Caryl Stalick, a mother of two teen-agers from Bethesda, said she is no longer shocked at having to shell out $30 for a T-shirt from Benetton and has resigned herself to spending more for her daughter Cathy's clothes than for her own.

"They never want anything on sale," Stalick said. "Personally, I don't see the harm in getting them a few designer things if it means that much to them. But you do have to set limits and know when to say no." Recently, Stalick put her children on a $100-a-month clothing allowance, which, she said, forces them to learn to budget their money and make their own choices about how much to spend.

Some educators said their students' concern with appearances is basically harmless and at best can be a positive force in school. This is especially true in wealthier areas, where families can afford to keep up.

"I think kids are dressing better now than at the end of the '60s, when I was teaching kids in halter tops and miniskirts," said Jesse Smith, principal of Wilde Lake Middle School in Howard County. "Many of them have gone to a preppy look, which is more appropriate for school and forces them to take themselves more seriously."

"Parents care about your appearance. How much it costs doesn't seem to matter," said Larry Bergenfield, a senior at Winston Churchill High School in Bethesda.

Wealthier students said they tend to indulge their passion for fashion with a studied casualness; in other words, the idea is to care about clothes without looking as if one cares about clothes.

"If you dress too nice, people make fun of you," said David Titus, 11, a sixth grader at Howard County's Wilde Lake Middle School.

However, the appearance of wealth is sometimes very important among those with less money, educators said. Dr. Sterling Marshall, principal of Potomac High School in Prince George's, said that some of his poorer students' concern with clothes is so excessive that it "takes away from the learning experience and their overall social development."
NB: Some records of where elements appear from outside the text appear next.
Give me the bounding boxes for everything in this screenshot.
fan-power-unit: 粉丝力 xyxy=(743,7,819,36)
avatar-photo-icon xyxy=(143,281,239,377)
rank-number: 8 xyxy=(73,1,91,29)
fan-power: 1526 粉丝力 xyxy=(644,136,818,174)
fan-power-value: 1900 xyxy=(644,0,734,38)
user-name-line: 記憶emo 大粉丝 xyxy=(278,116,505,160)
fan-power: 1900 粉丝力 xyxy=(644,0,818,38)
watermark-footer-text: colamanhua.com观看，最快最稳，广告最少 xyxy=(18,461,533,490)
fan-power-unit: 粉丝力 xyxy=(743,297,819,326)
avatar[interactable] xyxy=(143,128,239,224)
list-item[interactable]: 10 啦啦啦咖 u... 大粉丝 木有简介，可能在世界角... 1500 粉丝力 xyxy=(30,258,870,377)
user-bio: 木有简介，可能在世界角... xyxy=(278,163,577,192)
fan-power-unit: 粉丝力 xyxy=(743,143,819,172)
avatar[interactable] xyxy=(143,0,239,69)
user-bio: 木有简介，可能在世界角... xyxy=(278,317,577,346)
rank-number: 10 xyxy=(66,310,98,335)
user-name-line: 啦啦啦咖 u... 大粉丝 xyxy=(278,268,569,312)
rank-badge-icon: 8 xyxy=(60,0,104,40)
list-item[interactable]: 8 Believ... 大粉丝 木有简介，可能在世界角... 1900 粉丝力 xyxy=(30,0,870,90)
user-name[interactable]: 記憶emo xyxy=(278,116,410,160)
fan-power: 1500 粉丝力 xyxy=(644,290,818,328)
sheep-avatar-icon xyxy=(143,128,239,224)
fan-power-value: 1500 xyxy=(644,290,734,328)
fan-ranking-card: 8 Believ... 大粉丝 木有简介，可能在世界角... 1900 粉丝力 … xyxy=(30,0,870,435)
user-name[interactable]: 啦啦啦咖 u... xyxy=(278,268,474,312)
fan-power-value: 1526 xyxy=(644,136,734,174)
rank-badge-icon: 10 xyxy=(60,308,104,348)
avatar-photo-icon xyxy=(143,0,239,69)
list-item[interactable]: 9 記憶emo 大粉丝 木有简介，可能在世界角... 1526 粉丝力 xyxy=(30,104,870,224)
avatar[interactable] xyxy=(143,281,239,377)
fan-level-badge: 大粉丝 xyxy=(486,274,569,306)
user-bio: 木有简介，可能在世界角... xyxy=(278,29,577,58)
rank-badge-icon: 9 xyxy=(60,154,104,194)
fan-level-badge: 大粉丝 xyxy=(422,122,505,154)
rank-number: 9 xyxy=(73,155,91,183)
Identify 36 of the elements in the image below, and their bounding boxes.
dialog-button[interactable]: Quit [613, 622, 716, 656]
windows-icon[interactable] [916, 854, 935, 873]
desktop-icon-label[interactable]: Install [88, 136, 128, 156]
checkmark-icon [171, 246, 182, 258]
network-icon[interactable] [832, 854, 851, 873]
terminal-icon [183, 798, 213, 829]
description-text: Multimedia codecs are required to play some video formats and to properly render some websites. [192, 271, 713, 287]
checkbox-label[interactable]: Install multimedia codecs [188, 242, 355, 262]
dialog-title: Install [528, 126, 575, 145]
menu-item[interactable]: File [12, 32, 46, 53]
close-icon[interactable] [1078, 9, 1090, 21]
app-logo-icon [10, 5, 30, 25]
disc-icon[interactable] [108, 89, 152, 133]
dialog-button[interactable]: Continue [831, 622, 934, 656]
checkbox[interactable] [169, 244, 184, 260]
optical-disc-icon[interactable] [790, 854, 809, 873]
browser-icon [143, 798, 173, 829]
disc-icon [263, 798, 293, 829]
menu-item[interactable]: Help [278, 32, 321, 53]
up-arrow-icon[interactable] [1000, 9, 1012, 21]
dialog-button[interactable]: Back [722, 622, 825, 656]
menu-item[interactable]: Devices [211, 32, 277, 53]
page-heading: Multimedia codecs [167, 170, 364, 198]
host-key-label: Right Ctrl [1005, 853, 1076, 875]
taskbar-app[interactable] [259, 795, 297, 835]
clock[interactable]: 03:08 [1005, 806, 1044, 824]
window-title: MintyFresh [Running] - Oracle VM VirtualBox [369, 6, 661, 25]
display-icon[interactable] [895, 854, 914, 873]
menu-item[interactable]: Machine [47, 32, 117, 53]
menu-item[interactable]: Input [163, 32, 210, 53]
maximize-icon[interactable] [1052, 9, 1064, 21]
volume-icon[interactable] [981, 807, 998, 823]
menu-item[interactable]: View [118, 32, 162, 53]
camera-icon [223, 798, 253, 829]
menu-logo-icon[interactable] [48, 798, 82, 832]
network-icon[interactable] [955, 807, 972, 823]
"They tend to rearrange their priorities. If they need to buy an accounting book, they may put it off so they can buy a Coca-Cola sweatshirt that costs $50," Marshall said. "They may work until 11 o'clock at night on a daily basis to pay for this stuff, then they get behind and their skills become deficient and their self-esteem plummets. Some of our dropouts are our best dressers."

For students from families with low or middle-level incomes, clothes confer status, some school principals said. And the more something costs, students said, the better.

"The girls pay a lot of attention to what I wear," said Derek Thompson, 19, who admitted a certain fondness for Pierre Cardin dress shoes and Fila sweatsuits that can cost up to $400. "They go for it because they think you got money."

For Thompson, Thursday was payday and that meant one thing: a trip to Iverson Mall. Skipping his classes at Gwynn Park High School in Brandywine, the 19-year-old senior spent the better part of the morning shopping for back-to-school clothes.

By early afternoon, he had made three purchases: a pair of black Guess? jeans, an $84 pair of Nike sneakers, and a new Russell sweatsuit. His $200 paycheck was gone, but Thompson was happy.

"I don't wear stuff I wore to school last year," said Thompson, who plans to return to the mall when the weather cools to buy two of the season's other hot items -- a fur-trimmed leather coat and knee-high Timberland boots. "Why? I like keeping up with the styles."